Johanna Sichel (* 5. April 1879 in Mainz; † Datum und Todesort unbekannt) war eine deutsche Lehrerin. Sie wurde aufgrund der nationalsozialistischen Rassenpolitik angesichts ihrer jüdischen Abstammung im Zuge der Arisierungsmaßnahmen in Mainz aus dem Schuldienst entlassen. Trotz ihrer frühen Konversion zum katholischen Glauben galt sie im NS-Staat als Volljüdin und wurde im März 1942 in das jüdische Ghetto und Durchgangslager nach Piaski in Polen deportiert. Ihre frühere Schülerin, Annette „Netti“ Reiling alias Anna Seghers, setzte ihr in einem ihrer bekanntesten Werke, Der Ausflug der toten Mädchen, ein literarisches Denkmal.[1]

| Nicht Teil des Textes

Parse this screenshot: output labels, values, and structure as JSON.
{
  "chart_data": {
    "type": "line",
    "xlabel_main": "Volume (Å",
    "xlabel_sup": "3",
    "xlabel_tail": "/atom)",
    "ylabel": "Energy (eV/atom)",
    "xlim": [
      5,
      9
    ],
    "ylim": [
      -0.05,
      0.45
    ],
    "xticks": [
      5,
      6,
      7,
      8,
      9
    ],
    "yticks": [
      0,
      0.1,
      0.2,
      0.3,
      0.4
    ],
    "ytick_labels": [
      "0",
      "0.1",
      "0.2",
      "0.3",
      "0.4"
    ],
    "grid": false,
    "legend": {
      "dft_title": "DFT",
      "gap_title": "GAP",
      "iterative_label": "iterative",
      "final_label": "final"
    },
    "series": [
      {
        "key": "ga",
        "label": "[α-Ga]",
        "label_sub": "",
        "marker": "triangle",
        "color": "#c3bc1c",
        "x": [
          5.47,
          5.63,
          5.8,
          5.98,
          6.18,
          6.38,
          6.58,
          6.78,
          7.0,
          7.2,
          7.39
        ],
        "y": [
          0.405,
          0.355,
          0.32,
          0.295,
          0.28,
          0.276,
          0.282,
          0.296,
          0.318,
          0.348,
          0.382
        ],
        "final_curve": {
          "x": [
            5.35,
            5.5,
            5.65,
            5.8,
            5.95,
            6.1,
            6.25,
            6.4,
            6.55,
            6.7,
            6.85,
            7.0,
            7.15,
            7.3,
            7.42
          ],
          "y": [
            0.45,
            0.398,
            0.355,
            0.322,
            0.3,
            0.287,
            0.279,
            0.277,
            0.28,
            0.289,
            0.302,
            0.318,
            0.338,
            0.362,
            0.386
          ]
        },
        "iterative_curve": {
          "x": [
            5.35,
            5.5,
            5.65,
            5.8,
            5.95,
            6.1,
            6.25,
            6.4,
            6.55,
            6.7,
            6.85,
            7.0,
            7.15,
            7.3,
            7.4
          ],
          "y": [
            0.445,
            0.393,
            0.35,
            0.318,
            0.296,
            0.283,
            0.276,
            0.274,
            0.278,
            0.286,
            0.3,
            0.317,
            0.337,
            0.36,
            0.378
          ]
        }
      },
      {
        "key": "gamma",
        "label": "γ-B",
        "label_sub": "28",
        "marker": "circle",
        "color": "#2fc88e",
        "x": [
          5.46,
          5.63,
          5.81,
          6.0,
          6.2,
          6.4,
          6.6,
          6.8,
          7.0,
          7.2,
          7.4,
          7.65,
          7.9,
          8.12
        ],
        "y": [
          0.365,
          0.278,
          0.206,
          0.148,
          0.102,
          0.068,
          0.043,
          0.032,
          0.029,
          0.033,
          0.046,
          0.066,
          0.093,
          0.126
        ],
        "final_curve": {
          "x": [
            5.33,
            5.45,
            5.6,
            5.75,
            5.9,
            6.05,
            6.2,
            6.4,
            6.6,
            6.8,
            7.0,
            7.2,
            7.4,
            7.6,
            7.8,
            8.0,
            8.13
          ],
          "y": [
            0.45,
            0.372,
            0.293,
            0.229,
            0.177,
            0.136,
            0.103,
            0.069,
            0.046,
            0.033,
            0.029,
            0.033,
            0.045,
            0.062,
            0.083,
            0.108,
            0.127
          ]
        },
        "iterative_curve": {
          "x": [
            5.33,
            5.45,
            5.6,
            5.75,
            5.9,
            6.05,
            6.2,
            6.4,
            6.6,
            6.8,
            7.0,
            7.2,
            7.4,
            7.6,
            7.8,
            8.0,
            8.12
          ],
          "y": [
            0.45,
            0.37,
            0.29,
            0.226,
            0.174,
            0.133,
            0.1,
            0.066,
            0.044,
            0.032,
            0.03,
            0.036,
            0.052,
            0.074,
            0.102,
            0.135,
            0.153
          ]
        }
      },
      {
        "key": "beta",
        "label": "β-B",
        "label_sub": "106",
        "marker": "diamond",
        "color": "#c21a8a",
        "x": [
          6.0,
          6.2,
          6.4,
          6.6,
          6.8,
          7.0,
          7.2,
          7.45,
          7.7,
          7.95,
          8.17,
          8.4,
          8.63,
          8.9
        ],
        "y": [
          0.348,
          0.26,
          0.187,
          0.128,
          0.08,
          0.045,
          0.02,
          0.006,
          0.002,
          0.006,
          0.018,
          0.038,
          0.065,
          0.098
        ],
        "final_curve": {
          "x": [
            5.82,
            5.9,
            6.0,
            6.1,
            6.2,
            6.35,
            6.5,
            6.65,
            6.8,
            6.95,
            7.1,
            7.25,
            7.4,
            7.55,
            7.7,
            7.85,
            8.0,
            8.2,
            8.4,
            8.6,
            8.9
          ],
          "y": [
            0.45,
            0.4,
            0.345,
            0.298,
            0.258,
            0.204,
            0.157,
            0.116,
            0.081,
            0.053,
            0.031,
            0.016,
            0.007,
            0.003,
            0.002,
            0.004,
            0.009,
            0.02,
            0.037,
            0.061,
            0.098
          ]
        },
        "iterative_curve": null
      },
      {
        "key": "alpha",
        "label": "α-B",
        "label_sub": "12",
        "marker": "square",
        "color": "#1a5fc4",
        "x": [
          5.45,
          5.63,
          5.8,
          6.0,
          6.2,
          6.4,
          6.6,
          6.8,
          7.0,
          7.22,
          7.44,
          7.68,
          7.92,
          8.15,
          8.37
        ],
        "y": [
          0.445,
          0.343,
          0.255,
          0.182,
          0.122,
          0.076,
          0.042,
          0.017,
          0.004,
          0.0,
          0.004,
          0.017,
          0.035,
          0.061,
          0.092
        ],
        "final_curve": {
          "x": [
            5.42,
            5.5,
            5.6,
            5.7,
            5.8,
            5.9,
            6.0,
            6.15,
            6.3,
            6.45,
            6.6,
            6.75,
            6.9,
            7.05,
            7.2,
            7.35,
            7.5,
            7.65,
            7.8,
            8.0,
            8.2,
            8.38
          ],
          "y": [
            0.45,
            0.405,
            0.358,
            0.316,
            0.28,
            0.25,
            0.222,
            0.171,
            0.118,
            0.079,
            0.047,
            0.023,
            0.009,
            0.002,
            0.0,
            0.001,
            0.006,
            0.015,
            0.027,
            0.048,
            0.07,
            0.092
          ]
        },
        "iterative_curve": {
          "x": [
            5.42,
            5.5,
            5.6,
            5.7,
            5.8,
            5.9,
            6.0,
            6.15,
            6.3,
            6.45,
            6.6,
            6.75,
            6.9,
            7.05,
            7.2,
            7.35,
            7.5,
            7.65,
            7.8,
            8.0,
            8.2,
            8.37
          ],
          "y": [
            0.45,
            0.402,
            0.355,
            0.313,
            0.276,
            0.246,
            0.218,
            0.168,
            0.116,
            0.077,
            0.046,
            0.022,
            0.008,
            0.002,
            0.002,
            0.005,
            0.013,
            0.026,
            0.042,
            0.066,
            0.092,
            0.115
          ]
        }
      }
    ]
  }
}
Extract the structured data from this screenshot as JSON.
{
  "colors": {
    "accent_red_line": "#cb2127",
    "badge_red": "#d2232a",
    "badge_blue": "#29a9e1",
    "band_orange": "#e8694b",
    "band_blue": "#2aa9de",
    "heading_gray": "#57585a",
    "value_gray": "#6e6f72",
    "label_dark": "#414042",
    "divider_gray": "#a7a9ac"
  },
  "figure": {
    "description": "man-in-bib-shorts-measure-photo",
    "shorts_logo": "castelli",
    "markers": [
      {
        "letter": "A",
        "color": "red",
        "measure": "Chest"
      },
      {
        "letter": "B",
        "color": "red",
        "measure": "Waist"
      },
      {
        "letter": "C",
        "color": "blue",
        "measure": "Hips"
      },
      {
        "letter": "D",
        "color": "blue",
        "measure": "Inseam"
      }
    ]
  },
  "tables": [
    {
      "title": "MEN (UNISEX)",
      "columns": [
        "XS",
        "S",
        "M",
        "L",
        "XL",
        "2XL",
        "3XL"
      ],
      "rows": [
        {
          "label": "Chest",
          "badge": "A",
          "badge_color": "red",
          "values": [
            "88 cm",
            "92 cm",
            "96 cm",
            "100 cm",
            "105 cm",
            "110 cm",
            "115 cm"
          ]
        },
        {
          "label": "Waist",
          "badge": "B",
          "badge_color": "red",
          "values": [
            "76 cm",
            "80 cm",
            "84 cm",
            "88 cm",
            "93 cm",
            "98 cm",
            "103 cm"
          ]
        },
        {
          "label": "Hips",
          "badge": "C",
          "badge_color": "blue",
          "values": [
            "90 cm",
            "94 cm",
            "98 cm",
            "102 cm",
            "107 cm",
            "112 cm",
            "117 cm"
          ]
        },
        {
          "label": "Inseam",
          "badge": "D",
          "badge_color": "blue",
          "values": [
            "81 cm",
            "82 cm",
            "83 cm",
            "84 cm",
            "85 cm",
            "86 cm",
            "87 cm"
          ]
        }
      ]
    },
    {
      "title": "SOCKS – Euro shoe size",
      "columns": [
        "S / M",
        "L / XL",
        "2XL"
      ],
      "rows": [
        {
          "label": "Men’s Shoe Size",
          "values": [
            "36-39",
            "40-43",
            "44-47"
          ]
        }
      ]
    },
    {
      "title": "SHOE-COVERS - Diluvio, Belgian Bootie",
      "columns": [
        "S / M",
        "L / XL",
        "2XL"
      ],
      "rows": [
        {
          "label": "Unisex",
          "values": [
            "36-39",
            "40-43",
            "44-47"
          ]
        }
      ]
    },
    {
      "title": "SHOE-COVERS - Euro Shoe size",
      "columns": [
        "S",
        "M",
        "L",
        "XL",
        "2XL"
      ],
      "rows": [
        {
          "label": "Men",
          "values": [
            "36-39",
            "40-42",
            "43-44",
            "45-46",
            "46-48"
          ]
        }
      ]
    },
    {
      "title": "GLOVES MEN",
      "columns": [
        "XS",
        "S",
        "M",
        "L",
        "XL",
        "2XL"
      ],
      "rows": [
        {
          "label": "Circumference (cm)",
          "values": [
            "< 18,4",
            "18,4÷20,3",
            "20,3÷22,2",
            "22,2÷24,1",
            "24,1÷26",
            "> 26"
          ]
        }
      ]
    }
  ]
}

Familie, Jugend und Ausbildung
Johanna Sichel wurde als zwölftes und jüngstes Kind des Kistenfabrikanten und Schreinermeisters Aaron Moses Sichel und seiner Frau Fanny Sichel geborene Bissinger geboren.[2] Die Familie wohnte in der Magarethengasse 10 in der Mainzer Altstadt[3] und in direkter Nachbarschaft zur Synagoge der orthodoxen Israelitischen Religionsgesellschaft. Mit sechs Jahren begann ihre schulische Ausbildung an einer Mädchenschule, dem Institut einer Frau Klein. 1889 wurde in Mainz die Höhere Mädchenschule (heute: Frauenlob-Gymnasium Mainz) gegründet und Johanna Sichel wechselte dorthin. Mit 16 Jahren machte sie hier 1895 ihren Schulabschluss. Da ihr Berufswunsch Lehrerin bereits feststand, besuchte sie im Anschluss für zwei Jahre das Großherzogliche Lehrer-Seminar in Darmstadt. Ihre Abschlussprüfung dort bestand sie mit 18 Jahren an Ostern 1897. Sie hospitierte danach für ein Jahr an ihrer alten Schule, um praktische Schulerfahrungen zu sammeln und ging dann für zwei Jahre nach England um ihre Englischkenntnisse zu verbessern. Nach ihrer Rückkehr im Jahr 1900 erhielt Johanna Sichel allerdings keine Stelle im Schuldienst und arbeitete zwei Jahre im Geschäft ihres Bruders. Nebenbei erteilte sie Privatunterricht.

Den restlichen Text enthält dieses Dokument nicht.